Pope Francis landed in Mexico on Friday and will celebrate Mass in the capital city on Sunday.
Once he leaves the capital, however, he will encounter a much harsher part of a country that is home to the second-most Catholics in the world.
The pontiff will travel south, to the state of Chiapas, which has become a focal point for the migrant crisis that has challenged the Mexican government and people in recent years.
The wave of migrants that has surged out of the Northern Triangle, which is made up of the countries of Guatemala, Honduras, and El Salvador, over the last two years has flowed through Chiapas, as residents of the region flee faltering economies and rampant violence driven by gangs and drugs.

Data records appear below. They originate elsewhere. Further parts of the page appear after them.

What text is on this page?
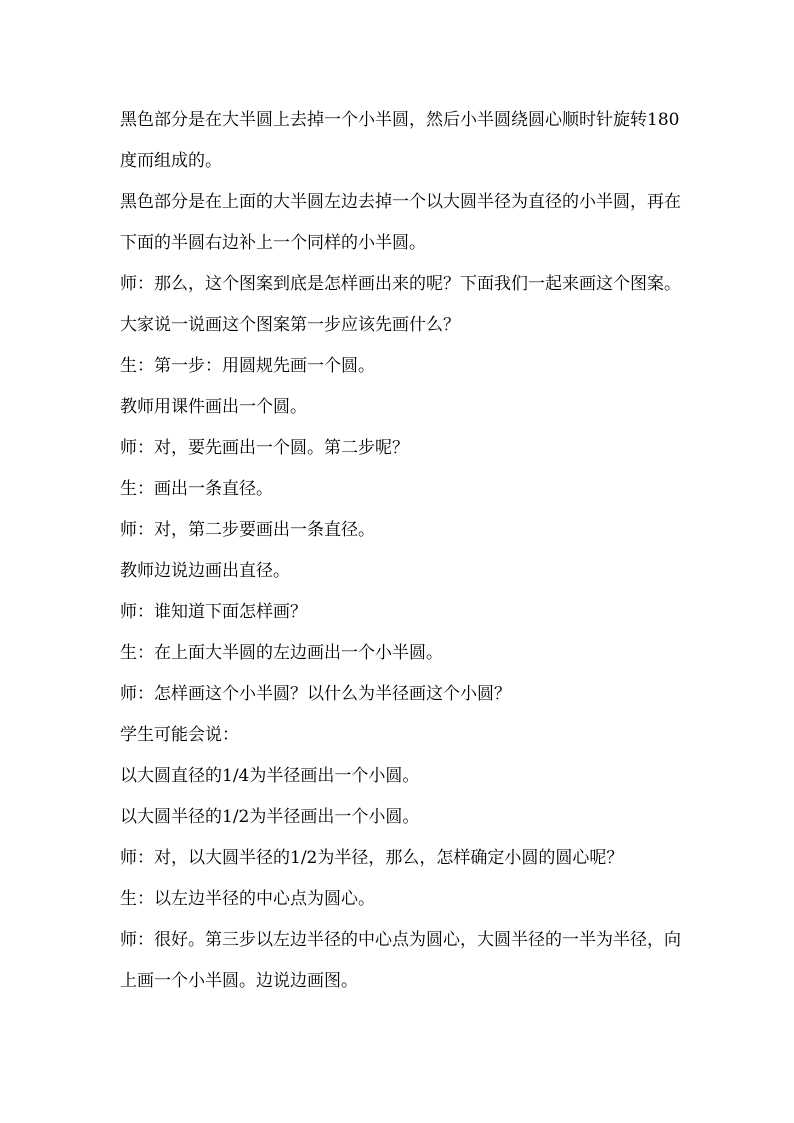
黑色部分是在大半圆上去掉一个小半圆，然后小半圆绕圆心顺时针旋转180度而组成的。

黑色部分是在上面的大半圆左边去掉一个以大圆半径为直径的小半圆，再在下面的半圆右边补上一个同样的小半圆。

师：那么，这个图案到底是怎样画出来的呢？下面我们一起来画这个图案。大家说一说画这个图案第一步应该先画什么？

生：第一步：用圆规先画一个圆。

教师用课件画出一个圆。

师：对，要先画出一个圆。第二步呢？

生：画出一条直径。

师：对，第二步要画出一条直径。

教师边说边画出直径。

师：谁知道下面怎样画？

生：在上面大半圆的左边画出一个小半圆。

师：怎样画这个小半圆？以什么为半径画这个小圆？

学生可能会说：

以大圆直径的1/4为半径画出一个小圆。

以大圆半径的1/2为半径画出一个小圆。

师：对，以大圆半径的1/2为半径，那么，怎样确定小圆的圆心呢？

生：以左边半径的中心点为圆心。

师：很好。第三步以左边半径的中心点为圆心，大圆半径的一半为半径，向上画一个小半圆。边说边画图。
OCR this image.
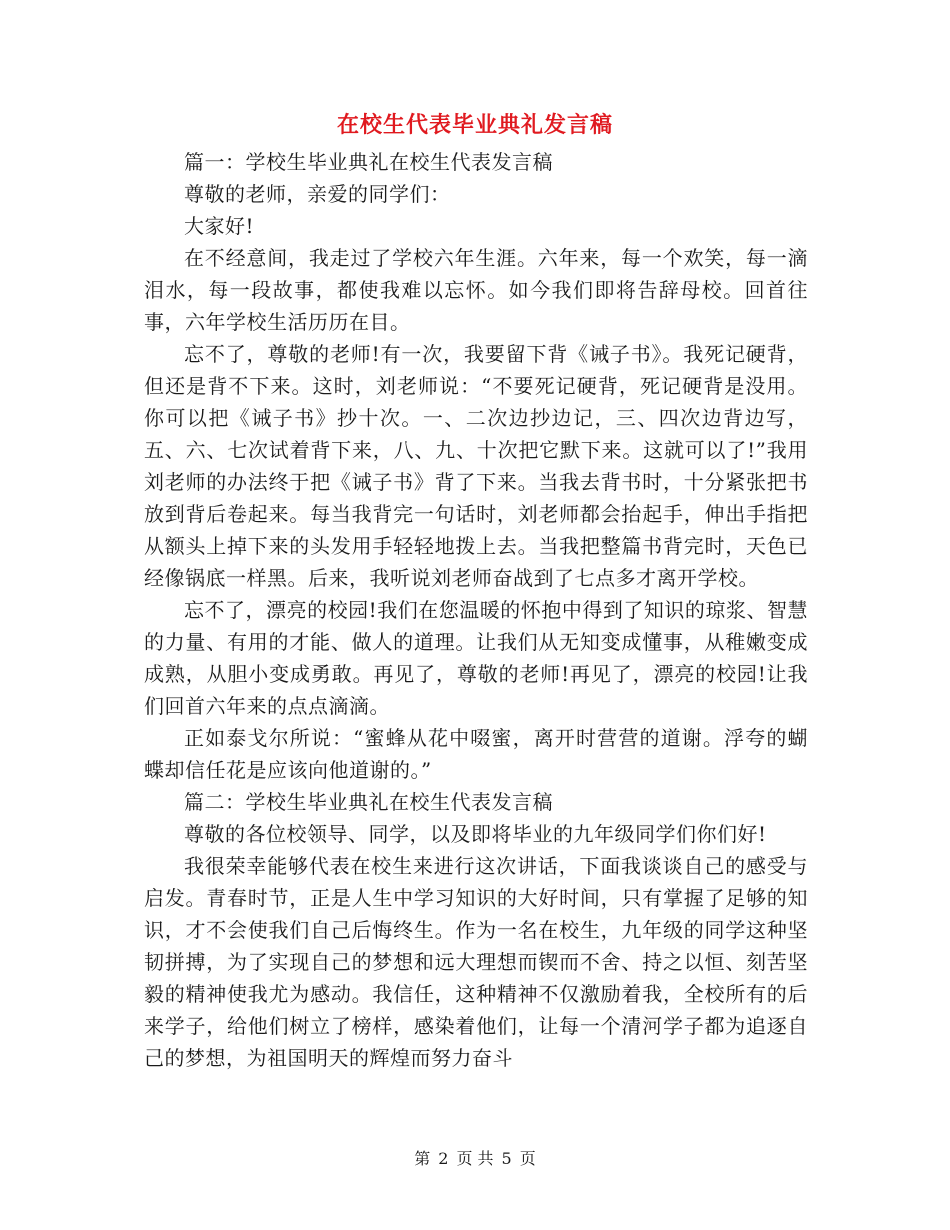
在校生代表毕业典礼发言稿

篇一：学校生毕业典礼在校生代表发言稿

尊敬的老师，亲爱的同学们：

大家好!

在不经意间，我走过了学校六年生涯。六年来，每一个欢笑，每一滴泪水，每一段故事，都使我难以忘怀。如今我们即将告辞母校。回首往事，六年学校生活历历在目。

忘不了，尊敬的老师!有一次，我要留下背《诫子书》。我死记硬背，但还是背不下来。这时，刘老师说：“不要死记硬背，死记硬背是没用。你可以把《诫子书》抄十次。一、二次边抄边记，三、四次边背边写，五、六、七次试着背下来，八、九、十次把它默下来。这就可以了!”我用刘老师的办法终于把《诫子书》背了下来。当我去背书时，十分紧张把书放到背后卷起来。每当我背完一句话时，刘老师都会抬起手，伸出手指把从额头上掉下来的头发用手轻轻地拨上去。当我把整篇书背完时，天色已经像锅底一样黑。后来，我听说刘老师奋战到了七点多才离开学校。

忘不了，漂亮的校园!我们在您温暖的怀抱中得到了知识的琼浆、智慧的力量、有用的才能、做人的道理。让我们从无知变成懂事，从稚嫩变成成熟，从胆小变成勇敢。再见了，尊敬的老师!再见了，漂亮的校园!让我们回首六年来的点点滴滴。

正如泰戈尔所说：“蜜蜂从花中啜蜜，离开时营营的道谢。浮夸的蝴蝶却信任花是应该向他道谢的。”

篇二：学校生毕业典礼在校生代表发言稿

尊敬的各位校领导、同学，以及即将毕业的九年级同学们你们好!

我很荣幸能够代表在校生来进行这次讲话，下面我谈谈自己的感受与启发。青春时节，正是人生中学习知识的大好时间，只有掌握了足够的知识，才不会使我们自己后悔终生。作为一名在校生，九年级的同学这种坚韧拼搏，为了实现自己的梦想和远大理想而锲而不舍、持之以恒、刻苦坚毅的精神使我尤为感动。我信任，这种精神不仅激励着我，全校所有的后来学子，给他们树立了榜样，感染着他们，让每一个清河学子都为追逐自己的梦想，为祖国明天的辉煌而努力奋斗

第 2 页 共 5 页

In July 2014, a spike in the number of unaccompanied child migrants arriving at the US border prompted calls to action from US lawmakers.
With US support, Mexico responded, and the number of undocumented Central Americans apprehended in Mexico rose by 71% between July 2014 and June 2015, compared the same period a year prior, according to a report from the Washington Office on Latin America.
Central American migrants detained in Mexico jumped to over 170,000 in 2015, up from about 78,000 in 2013, according to The New York Times. Most of those caught, WOLA notes, are intercepted in Chiapas.
In Mexico, however, many of those migrants find more of the horror that forced them from their homes.
“When you live in Honduras, you quickly learn that anywhere and anything is better,” a 17-year-old migrant told The Dallas Morning News in summer 2014, “but then you get to Mexico and you understand that hell extends beyond Honduras.”
‘A permanent fear’
Pope Francis has spoken before about the plight of migrants fleeing Central America. In July 2014, as child migrants arrived at the US border, the pontiff said, “This humanitarian emergency requires, as a first urgent measure, these children be welcomed and protected.”
But his also zeroed in on a policy response to the migrant crisis. “These measures, however, will not be sufficient, unless they are accompanied by policies that inform people about the dangers of such a journey,” he continued, according to the Huffington Post.
“And, above all, [policies] that promote development in their countries of origin,” he added.
The Catholic Church and related groups have also been involved in Central America, including in San Salvador, the capital of El Salvador, which saw a 72% increase in homicides in 2015.
“There is an urge to flee, because of the very asphyxiation that people feel,” Verónica Reyna, a psychologist with a Catholic Church-linked group in San Salvador, told The Wall Street Journal. “In El Salvador, there is a constant paranoia, a permanent fear.”
Francis returned to the topic during his visit to the US in September last year. “We must not be taken aback by their numbers,” he said, referring to the migrants, “but rather view them view them as persons, seeing their faces and listening to their stories, trying to respond as best we can to their situation.”
While the pope’s trip to Chiapas is sure to address that state’s indigenous community, the poverty that afflicts it (76% of the state lives in poverty, 32% in extreme poverty), and the alienation they feel toward the church, he is also likely to touch on migrant rights.
Amid the Mexican government’s crackdown on the stream of migrants, any comments or gestures he makes about their plight is likely to irk Mexico’s political leadership.
“It will be an uncomfortable visit,” Jesuit father David Velasco, a professor in Guadalajara, told The Guardian in December, before the pope’s itinerary had been announced. “The Mexican government has a strategy of painting a fantasy of a country that doesn’t exist,” he added.
On Saturday, his first full day in the country, Francis addressed those leaders directly.
“Experience teaches us that each time we seek the path of privileges or benefits for a few to the detriment of the good of all,” the pontiff said, according to the AP, “sooner or later the life of society becomes a fertile soil for corruption, drug trade, exclusion of different cultures, violence and also human trafficking, kidnapping and death, bringing suffering and slowing down development.”
Like migrants fleeing Central America, Pope Francis will travel north from Chiapas.
He will stop in Michoacan, a violence-wracked state in Mexico’s southwest, where bloodthirsty gangs have terrorised the population.
His visit there will also likely mention the priests who, along with residents, have stood up to criminals.
Those clergymen have paid the price, as the 40 of them killed over the last decade have made Mexico the most dangerous country for priests in the Americas, according to El Pais.
The pope’s trip will conclude on February 17 in Ciudad Juarez, the northern border city that was, just a few years ago, the most violence city in the world.
His visit is expected to help broadcast the city’s economic and social recovery, but that fact that it’s a border city links it to the broader migrant crisis.
Though Pope Francis’ current plans don’t involve him travelling into the US, the significance of that crossing has not been lost on him.
“To enter the United States from the border with Mexico would be a beautiful gesture of brotherhood and support for immigrants,” he said early last year.